My ugly 'fix' would be to manually create the package-info classes and to
not generate them. Not really nice, but it will work. :(

On Thu, Oct 9, 2014 at 10:46 AM, Nick Stuart <ni...@portlandwebworks.com>
wrote:

> Hi all, we have had some recurring issues sending messages through the CXF
> client and being unable to unmarshal them correctly on the backend.
>
> Quick environment setup: Camel 2.13.1 exposes CXF Endpoints (2.7.11) on
> Glassfish 4.1 (and 4.0) running on either jdk 7 or 8.
>
> The client sending the request is CXF 2.7.11 as well, wired up with
> spring. Most of our messages work fine, however we sometimes have issues
> with null pointer exceptions on the backend for some (seemingly) random
> messages.
>
> Here are two sample messages.
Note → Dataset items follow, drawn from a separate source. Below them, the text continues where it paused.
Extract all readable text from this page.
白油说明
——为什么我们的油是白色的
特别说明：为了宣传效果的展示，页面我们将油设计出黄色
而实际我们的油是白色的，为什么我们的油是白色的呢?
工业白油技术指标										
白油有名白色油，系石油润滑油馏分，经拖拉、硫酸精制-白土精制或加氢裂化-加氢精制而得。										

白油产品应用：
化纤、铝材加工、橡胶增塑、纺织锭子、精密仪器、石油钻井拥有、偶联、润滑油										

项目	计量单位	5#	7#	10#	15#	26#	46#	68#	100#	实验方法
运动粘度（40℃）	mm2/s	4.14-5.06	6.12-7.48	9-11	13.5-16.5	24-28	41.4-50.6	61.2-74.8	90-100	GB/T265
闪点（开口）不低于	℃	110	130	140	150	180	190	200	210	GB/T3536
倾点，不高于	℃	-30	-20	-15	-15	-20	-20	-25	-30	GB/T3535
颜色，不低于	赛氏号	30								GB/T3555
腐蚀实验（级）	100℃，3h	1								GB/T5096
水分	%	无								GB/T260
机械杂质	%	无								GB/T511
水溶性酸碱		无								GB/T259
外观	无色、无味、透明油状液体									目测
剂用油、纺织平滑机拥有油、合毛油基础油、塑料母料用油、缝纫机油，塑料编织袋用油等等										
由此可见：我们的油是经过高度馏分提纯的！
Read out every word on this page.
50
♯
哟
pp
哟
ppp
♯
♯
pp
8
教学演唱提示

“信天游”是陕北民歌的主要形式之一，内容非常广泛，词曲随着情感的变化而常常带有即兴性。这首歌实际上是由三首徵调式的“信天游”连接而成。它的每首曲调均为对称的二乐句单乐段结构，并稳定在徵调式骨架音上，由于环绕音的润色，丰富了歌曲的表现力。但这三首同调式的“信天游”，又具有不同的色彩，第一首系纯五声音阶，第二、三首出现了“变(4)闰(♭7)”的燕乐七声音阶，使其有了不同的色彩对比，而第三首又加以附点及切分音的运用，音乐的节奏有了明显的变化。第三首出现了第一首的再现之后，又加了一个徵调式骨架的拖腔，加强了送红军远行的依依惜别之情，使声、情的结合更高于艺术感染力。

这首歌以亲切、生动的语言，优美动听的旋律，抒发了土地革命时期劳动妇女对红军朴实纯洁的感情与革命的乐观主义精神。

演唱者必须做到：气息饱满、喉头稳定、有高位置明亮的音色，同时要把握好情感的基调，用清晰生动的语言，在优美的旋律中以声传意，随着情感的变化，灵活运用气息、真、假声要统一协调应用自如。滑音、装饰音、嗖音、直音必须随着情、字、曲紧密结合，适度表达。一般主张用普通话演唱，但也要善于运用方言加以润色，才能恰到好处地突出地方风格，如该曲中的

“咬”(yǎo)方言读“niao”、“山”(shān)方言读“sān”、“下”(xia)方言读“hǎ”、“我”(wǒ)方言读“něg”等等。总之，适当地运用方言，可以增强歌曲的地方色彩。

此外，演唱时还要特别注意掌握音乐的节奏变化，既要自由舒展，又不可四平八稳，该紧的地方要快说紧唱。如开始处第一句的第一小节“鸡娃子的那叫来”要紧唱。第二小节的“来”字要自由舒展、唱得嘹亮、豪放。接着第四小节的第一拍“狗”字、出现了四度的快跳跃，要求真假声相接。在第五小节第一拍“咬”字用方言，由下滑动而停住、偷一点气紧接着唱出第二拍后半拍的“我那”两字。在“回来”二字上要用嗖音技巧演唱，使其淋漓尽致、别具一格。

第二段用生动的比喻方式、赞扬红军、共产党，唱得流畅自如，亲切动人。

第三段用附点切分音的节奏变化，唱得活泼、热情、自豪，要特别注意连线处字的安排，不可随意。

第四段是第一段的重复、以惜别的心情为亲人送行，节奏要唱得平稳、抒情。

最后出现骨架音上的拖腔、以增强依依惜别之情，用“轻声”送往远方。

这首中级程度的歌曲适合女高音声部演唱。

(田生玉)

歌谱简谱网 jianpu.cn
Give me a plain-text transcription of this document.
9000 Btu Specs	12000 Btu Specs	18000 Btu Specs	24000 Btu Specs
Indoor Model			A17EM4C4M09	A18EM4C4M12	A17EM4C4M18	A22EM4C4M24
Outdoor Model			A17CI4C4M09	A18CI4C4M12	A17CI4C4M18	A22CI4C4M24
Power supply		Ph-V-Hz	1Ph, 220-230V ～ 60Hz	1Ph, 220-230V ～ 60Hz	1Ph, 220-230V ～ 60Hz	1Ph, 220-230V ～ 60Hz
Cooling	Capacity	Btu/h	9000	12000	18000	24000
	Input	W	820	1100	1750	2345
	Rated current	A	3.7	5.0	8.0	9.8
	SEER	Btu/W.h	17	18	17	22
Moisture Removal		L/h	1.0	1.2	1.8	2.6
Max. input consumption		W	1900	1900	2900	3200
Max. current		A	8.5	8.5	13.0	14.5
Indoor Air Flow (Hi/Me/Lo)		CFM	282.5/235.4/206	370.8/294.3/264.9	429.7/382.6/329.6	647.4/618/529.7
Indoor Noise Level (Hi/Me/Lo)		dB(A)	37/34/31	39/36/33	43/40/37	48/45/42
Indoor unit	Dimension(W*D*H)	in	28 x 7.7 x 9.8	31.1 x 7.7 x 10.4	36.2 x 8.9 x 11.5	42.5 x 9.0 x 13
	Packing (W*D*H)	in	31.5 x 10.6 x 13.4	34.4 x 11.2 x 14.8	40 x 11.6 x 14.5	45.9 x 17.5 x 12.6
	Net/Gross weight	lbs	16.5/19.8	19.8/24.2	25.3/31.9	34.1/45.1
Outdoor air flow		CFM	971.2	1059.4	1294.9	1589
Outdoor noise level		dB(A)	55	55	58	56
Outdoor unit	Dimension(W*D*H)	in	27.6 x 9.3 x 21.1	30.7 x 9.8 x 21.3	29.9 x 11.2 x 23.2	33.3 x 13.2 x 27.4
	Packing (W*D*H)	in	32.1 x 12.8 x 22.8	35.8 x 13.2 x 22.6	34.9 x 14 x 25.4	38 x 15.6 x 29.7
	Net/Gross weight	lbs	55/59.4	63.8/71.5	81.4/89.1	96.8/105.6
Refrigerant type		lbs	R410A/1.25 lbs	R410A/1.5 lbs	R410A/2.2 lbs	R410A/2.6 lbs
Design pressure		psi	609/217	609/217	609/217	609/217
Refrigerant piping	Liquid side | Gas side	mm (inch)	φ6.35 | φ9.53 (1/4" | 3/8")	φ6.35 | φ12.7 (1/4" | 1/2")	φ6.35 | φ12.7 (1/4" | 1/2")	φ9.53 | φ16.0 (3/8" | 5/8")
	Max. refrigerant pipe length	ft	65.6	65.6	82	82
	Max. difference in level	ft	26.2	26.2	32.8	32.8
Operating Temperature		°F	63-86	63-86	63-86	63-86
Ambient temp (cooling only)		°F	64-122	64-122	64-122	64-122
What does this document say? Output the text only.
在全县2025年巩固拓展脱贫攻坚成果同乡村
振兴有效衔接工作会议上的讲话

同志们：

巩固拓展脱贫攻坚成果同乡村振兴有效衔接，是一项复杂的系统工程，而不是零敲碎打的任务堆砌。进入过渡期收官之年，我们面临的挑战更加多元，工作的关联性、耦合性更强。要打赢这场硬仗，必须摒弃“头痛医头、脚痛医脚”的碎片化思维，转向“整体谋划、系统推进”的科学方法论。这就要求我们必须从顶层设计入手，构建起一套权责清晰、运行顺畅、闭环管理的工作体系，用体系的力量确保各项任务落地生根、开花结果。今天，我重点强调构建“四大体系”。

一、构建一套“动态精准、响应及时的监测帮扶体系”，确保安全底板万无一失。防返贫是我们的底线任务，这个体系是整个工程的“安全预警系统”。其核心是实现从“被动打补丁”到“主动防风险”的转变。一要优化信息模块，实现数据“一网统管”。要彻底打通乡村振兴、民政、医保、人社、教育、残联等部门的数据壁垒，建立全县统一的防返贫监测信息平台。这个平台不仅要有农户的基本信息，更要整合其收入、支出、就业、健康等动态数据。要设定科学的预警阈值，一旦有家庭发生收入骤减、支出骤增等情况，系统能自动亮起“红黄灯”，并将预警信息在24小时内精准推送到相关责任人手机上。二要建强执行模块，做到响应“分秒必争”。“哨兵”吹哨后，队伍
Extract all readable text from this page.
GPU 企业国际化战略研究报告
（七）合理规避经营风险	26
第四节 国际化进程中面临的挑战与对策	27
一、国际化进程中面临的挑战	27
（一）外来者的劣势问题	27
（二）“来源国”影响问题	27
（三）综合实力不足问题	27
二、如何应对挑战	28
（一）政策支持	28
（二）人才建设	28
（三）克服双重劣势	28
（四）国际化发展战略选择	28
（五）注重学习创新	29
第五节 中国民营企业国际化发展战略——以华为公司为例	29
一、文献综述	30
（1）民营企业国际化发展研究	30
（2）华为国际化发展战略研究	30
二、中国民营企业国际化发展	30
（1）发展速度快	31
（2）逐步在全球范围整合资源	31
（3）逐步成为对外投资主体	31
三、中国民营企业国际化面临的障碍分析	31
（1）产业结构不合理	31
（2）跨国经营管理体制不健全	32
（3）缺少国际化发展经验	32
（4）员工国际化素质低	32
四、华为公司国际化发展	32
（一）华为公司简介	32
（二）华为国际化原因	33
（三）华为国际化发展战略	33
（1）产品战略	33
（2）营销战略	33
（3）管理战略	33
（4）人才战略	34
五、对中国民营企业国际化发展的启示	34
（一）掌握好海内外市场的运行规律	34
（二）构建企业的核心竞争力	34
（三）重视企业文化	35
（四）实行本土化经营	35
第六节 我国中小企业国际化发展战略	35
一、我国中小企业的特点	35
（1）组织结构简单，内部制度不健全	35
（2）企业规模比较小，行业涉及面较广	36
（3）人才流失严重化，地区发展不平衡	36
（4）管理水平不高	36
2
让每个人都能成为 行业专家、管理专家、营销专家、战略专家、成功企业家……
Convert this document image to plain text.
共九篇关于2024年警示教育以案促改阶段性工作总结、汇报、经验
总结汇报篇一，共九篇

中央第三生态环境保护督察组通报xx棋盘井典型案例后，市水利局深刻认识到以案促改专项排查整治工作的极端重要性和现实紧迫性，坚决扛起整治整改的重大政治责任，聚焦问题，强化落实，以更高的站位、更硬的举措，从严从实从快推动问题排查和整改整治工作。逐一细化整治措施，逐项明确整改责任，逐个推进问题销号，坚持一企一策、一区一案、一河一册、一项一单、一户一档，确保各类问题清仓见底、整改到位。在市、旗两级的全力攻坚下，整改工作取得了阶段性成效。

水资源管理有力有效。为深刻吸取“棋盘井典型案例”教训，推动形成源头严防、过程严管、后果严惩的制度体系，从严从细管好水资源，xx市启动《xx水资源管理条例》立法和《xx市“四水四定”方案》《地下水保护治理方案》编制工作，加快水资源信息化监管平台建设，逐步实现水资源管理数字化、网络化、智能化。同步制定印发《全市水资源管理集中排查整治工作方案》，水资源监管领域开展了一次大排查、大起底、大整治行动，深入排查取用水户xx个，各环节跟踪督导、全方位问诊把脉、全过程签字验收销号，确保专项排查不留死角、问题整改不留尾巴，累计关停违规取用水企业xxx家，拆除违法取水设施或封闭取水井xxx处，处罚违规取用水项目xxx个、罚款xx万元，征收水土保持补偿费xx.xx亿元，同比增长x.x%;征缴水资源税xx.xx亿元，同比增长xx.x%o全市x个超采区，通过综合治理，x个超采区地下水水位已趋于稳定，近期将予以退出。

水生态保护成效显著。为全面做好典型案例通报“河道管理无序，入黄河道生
The top one does not work, the bottom one
> does
>
> <soap:Envelope xmlns:soap="http://schemas.xmlsoap.org/soap/envelope/">
> <soap:Body>
> <ns2:allUsers xmlns:ns2="http://admin.sample.com/">
> <arg0>
> <sortColumn>email</sortColumn>
> <sortOrder>ASC</sortOrder>
> <sample>
> <locked>false</locked>
> <companyAdmin>false</companyAdmin>
> </sample>
> <offset>0</offset>
> <limit>25</limit>
> </arg0>
> </ns2:allUsers>
> </soap:Body>
> </soap:Envelope>
>
> <soap:Envelope xmlns:soap="http://schemas.xmlsoap.org/soap/envelope/">
> <soap:Body>
> <ns2:list xmlns:ns2="http://users.sample.com/">
> <ns2:arg0>
> <sortColumn>email</sortColumn>
> <sortOrder>ASC</sortOrder>
> <sample>
> <firstName>bri</firstName>
> <locked>false</locked>
> <companyAdmin>false</companyAdmin>
> </sample>
> <offset>0</offset>
> <limit>25</limit>
> </ns2:arg0>
> </ns2:list>
> </soap:Body>
> </soap:Envelope>
>
> Both endpoints actually share the same method parameter type on the
> backend (called ListUserRequest) and everything is generated from the same
> set of wsdls.
>
> The difference with the 'broken' one is the <arg0>. It does not have the
> ns2 prefix on it, and when it gets back to the backend it things the
> argument is null. I thought I had found a 'fix' for this, but apparently
> not.
>
> Any insight or thoughts would be greatly appreciated.